Henry James calls out the best in him,
as with all novelists most deeply concerned with the
pschological portrayal of characters. One long and splendid
essay examines how and why each time one of James’s
novels if filmed it misses what is essential because
of the nature of each medium. A crucial figure in the
transition between the classic and the modern novel,
it’s no surprise to find Lodge pinpointing “consciousness”

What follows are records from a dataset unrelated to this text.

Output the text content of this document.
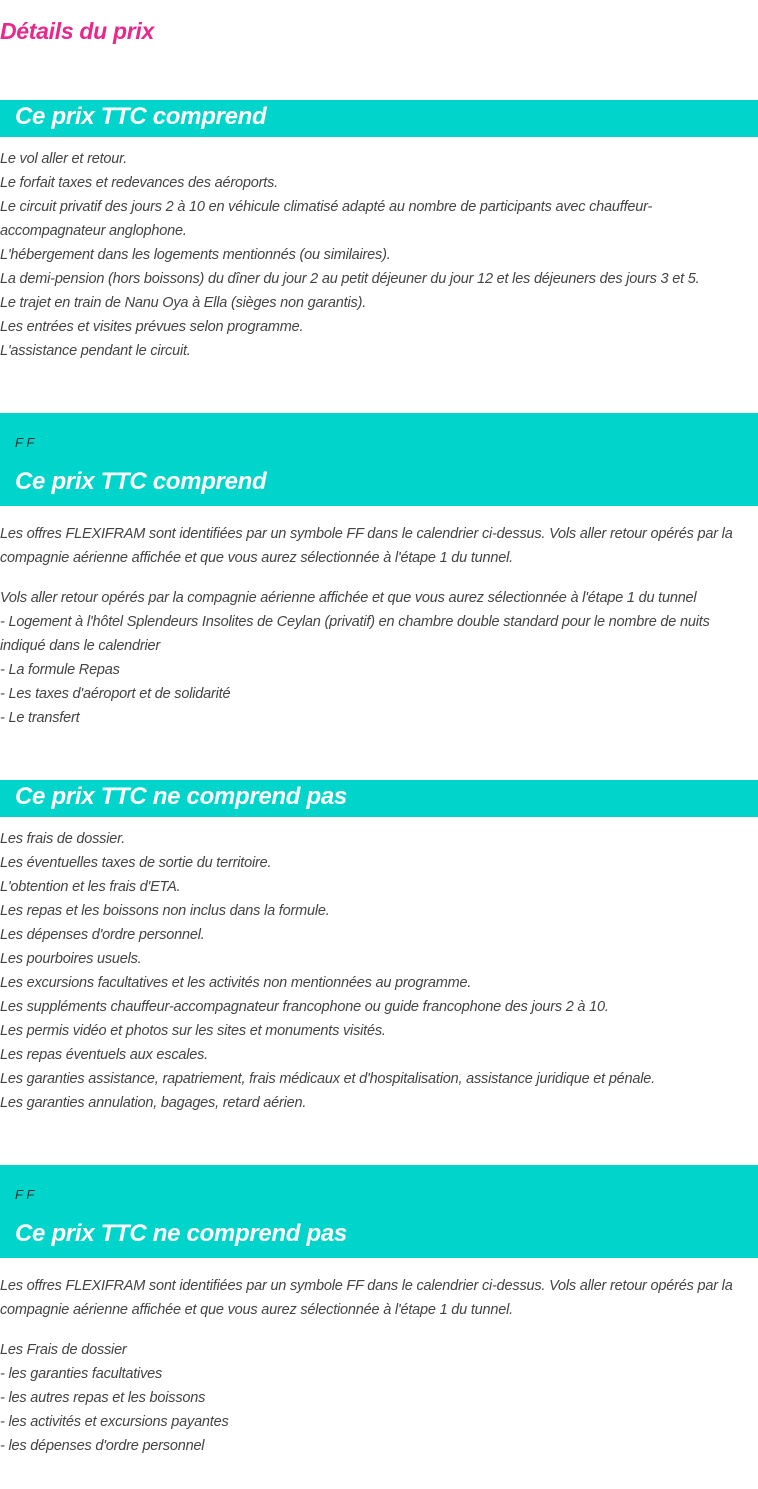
Détails du prix
Ce prix TTC comprend

Le vol aller et retour.

Le forfait taxes et redevances des aéroports.

Le circuit privatif des jours 2 à 10 en véhicule climatisé adapté au nombre de participants avec chauffeur-

accompagnateur anglophone.

L'hébergement dans les logements mentionnés (ou similaires).

La demi-pension (hors boissons) du dîner du jour 2 au petit déjeuner du jour 12 et les déjeuners des jours 3 et 5.

Le trajet en train de Nanu Oya à Ella (sièges non garantis).

Les entrées et visites prévues selon programme.

L'assistance pendant le circuit.

F F
Ce prix TTC comprend

Les offres FLEXIFRAM sont identifiées par un symbole FF dans le calendrier ci-dessus. Vols aller retour opérés par la

compagnie aérienne affichée et que vous aurez sélectionnée à l'étape 1 du tunnel.

Vols aller retour opérés par la compagnie aérienne affichée et que vous aurez sélectionnée à l'étape 1 du tunnel

- Logement à l'hôtel Splendeurs Insolites de Ceylan (privatif) en chambre double standard pour le nombre de nuits

indiqué dans le calendrier

- La formule Repas

- Les taxes d'aéroport et de solidarité

- Le transfert

Ce prix TTC ne comprend pas

Les frais de dossier.

Les éventuelles taxes de sortie du territoire.

L'obtention et les frais d'ETA.

Les repas et les boissons non inclus dans la formule.

Les dépenses d'ordre personnel.

Les pourboires usuels.

Les excursions facultatives et les activités non mentionnées au programme.

Les suppléments chauffeur-accompagnateur francophone ou guide francophone des jours 2 à 10.

Les permis vidéo et photos sur les sites et monuments visités.

Les repas éventuels aux escales.

Les garanties assistance, rapatriement, frais médicaux et d'hospitalisation, assistance juridique et pénale.

Les garanties annulation, bagages, retard aérien.

F F
Ce prix TTC ne comprend pas

Les offres FLEXIFRAM sont identifiées par un symbole FF dans le calendrier ci-dessus. Vols aller retour opérés par la

compagnie aérienne affichée et que vous aurez sélectionnée à l'étape 1 du tunnel.

Les Frais de dossier

- les garanties facultatives

- les autres repas et les boissons

- les activités et excursions payantes

- les dépenses d'ordre personnel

as one of the key words in both his fiction and his
criticism. James, like EM Forster, was hampered both
by the conventions of his time and his probable homosexuality
from showing his characters at their most psychologically
turbulent, in the act of making love, but this was,
as we know, turned to advantage. Lodge is also quite
wonderful in exploring why Howard’s End is probably
Forster’s great novel, despite being so unsatisfactory
in parts.
The test of a book like this is whether
it not only illuminates authors whose work you know
well, but inspires you to try others. Having resisted
Philip Roth’s later work for years, I found myself
buying The Human Stain because of Lodge’s descriptions
of it. David Lodge was often confused with Malcolm Bradbury
while the latter was alive, and I can’t think
why he, unlike Bradbury has not been knighted yet for
services to literature. He is much the better critic
and novelist – even if he doesn’t keep the
two as discrete as this critic and novelist would like.